Whether a group identity is a positive or negative force for a country comes down to people’s ability to relate to one another; people are unable to stand inactive as those they identify with suffer. If a man can truly put himself in the shoes of another, and feel just how tough and tight those shoes are, he will fight to alleviate the pain of his fellow man. It is this phenomenon that makes calls for aid topped with a photo of a maimed and muddy child (sad, yes, but not relatable to the wealthy 1st world resident considering sending his money through the mail) surprisingly less effective than the campaign running a photo of a clean, pretty girl who looks a lot like “your daughter” but simply comes from a tougher place. But our world’s growing inequalities make it painfully obvious that our shared condition of humanity is just not enough of a commonality to move the general public to arms against the poverty of their fellow man. More particular group identities could be extremely useful when trying to stir up the necessary identification with and personal reaction to people’s need—and thus bring about action against that need.

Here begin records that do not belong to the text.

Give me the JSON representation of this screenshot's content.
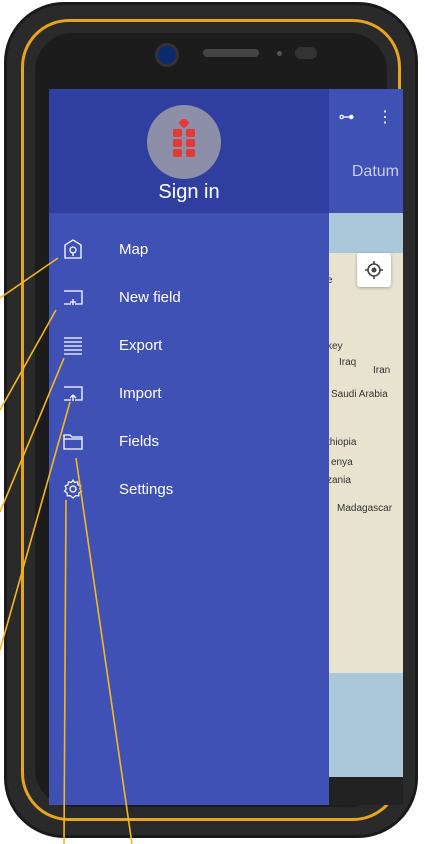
{
  "app": {
    "tab_label": "Datum",
    "signin_label": "Sign in",
    "brand_color": "#e53935",
    "drawer_color": "#3f51b5"
  },
  "menu": {
    "items": [
      {
        "label": "Map",
        "icon": "map-pin-icon"
      },
      {
        "label": "New field",
        "icon": "new-field-icon"
      },
      {
        "label": "Export",
        "icon": "export-icon"
      },
      {
        "label": "Import",
        "icon": "import-icon"
      },
      {
        "label": "Fields",
        "icon": "folder-icon"
      },
      {
        "label": "Settings",
        "icon": "gear-icon"
      }
    ]
  },
  "map": {
    "labels": [
      "Iraq",
      "Iran",
      "Saudi Arabia",
      "thiopia",
      "enya",
      "zania",
      "Madagascar",
      "key",
      "e"
    ]
  }
}
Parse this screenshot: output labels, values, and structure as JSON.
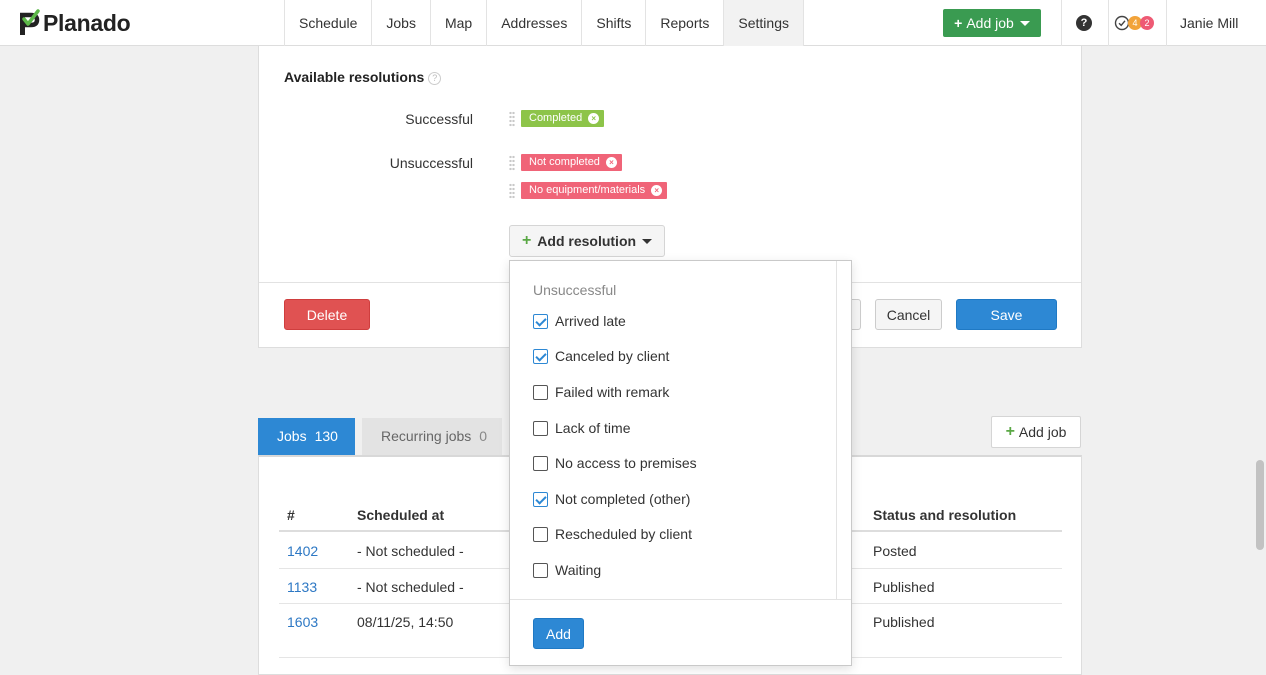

Room To Read’s John Wood told the GCY fellows that his involvement in aid was centered around bringing in donations. He is able to effectively convince the rich to give some of what they have to the poor. In a country like Brasil, where I have seen both wealth and poverty that separately astound me within blocks of each other, a slight redistribution of wealth seems to be in order. What interests me is inspiring those donations and that redistribution of wealth. In a world where my host mother is a wealthy, well-educated retired professor, yet brings her hands to her head as devil horns when I ask about African influenced religion, and throws them in the air calling for God when I mention a lower class neighborhood she has never visited, are group identities just a source of conflict that should be discouraged?
Coming from a Quaker school I’ve always been told that everyone must love each other, but in a world where we have no choice but to admit the presence of these conflicting groups, why not abandon that Utopian notion of universal acceptance? Why not use those insular groups to make those in need more relatable, and encourage helping fellow cultural community members? Is it morally wrong to categorize or stereotype people by saying “please help your fellow white Catholic,” or is it just a realistic acceptance of ancient rifts between groups and the reality of humans fearing what’s different? I sit here full of new questions and ideas on necessary evils, and I’m sure when these months have passed I’ll sit with so many more.
P.S. To curious friends and family members who have asked, I promise picture and video updates are coming soon.